Direct methods obtain the solution after a finite number of floating point operations by doing combinations and modifications of the given equations. Of course, as computer floating point operations can only be obtained to a certain given precision, the computed solution is generally different from the exact solution, even with a direct method.
Iterative methods define a sequence of approximations that are expected to be closer and closer to the exact solution in some given norm, stopping the iterations by using some predefined criterion, obtaining a vector which is only an approximation of the solution.
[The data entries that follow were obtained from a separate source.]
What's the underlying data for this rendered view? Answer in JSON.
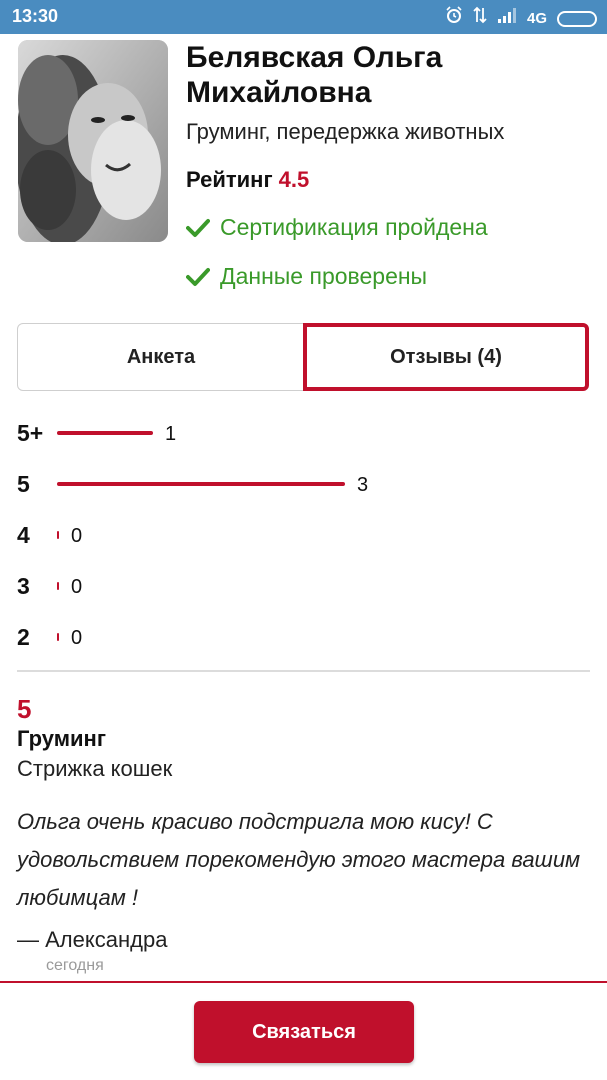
{
  "status_bar": {
    "time": "13:30",
    "network": "4G",
    "icons": [
      "alarm-icon",
      "data-arrows-icon",
      "signal-icon",
      "battery-icon"
    ]
  },
  "profile": {
    "name": "Белявская Ольга Михайловна",
    "specialty": "Груминг, передержка животных",
    "rating_label": "Рейтинг",
    "rating_value": "4.5",
    "certification": "Сертификация пройдена",
    "data_verified": "Данные проверены"
  },
  "tabs": {
    "profile_label": "Анкета",
    "reviews_label": "Отзывы (4)",
    "active": "reviews"
  },
  "rating_distribution": [
    {
      "label": "5+",
      "count": 1
    },
    {
      "label": "5",
      "count": 3
    },
    {
      "label": "4",
      "count": 0
    },
    {
      "label": "3",
      "count": 0
    },
    {
      "label": "2",
      "count": 0
    }
  ],
  "review": {
    "score": "5",
    "category": "Груминг",
    "service": "Стрижка кошек",
    "text": "Ольга очень красиво подстригла мою кису! С удовольствием порекомендую этого мастера вашим любимцам !",
    "author": "— Александра",
    "date": "сегодня"
  },
  "action": {
    "contact_label": "Связаться"
  },
  "colors": {
    "accent": "#c0102c",
    "success": "#3a9a2a",
    "status_bar": "#4a8cc0"
  }
}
The first chapter recalls some definitions, mathematical results and tools that are needed in the next chapters. The direct methods considered in the second and third chapter are different versions of Gaussian elimination. The fourth chapter is devoted to fast solvers for separable PDE. The fifth chapter studies the classical iterative methods: Jacobi, Gauss-Siedel, SOR, SSOR, alternating direction methods, Richardson, etc. Some acceleration techniques and stability problems are briefly discussed. A particular emphasis is put in the sixth chapter on the conjugate gradient and related methods. Krylov methods for non-symmetric systems are studied in the seventh chapter. Chapter 8 is devoted to the preconditioning. Most efficient preconditioners used to speed up convergence are studied. The nineth chapter presents the multigrid methods. The last chapter (the tenth) is devoted to domain decomposition algorithms that are well suited for solving linear systems on parallel computers.
At the end of each chapter are interesting historical and bibliographical comments. The book ends with a comprehensive list of references on the subject (it contains 1368 items).
The book is very well written and can be used by mathematicians, engineers as well as by graduated students interested in numerical computation.
I consider the book a marvelous introduction in the computer solution of large linear systems. The author should be congratulated for his excellent work. I enthusiastically recommend the book.
December, 1999
Dr. Marius Radulescu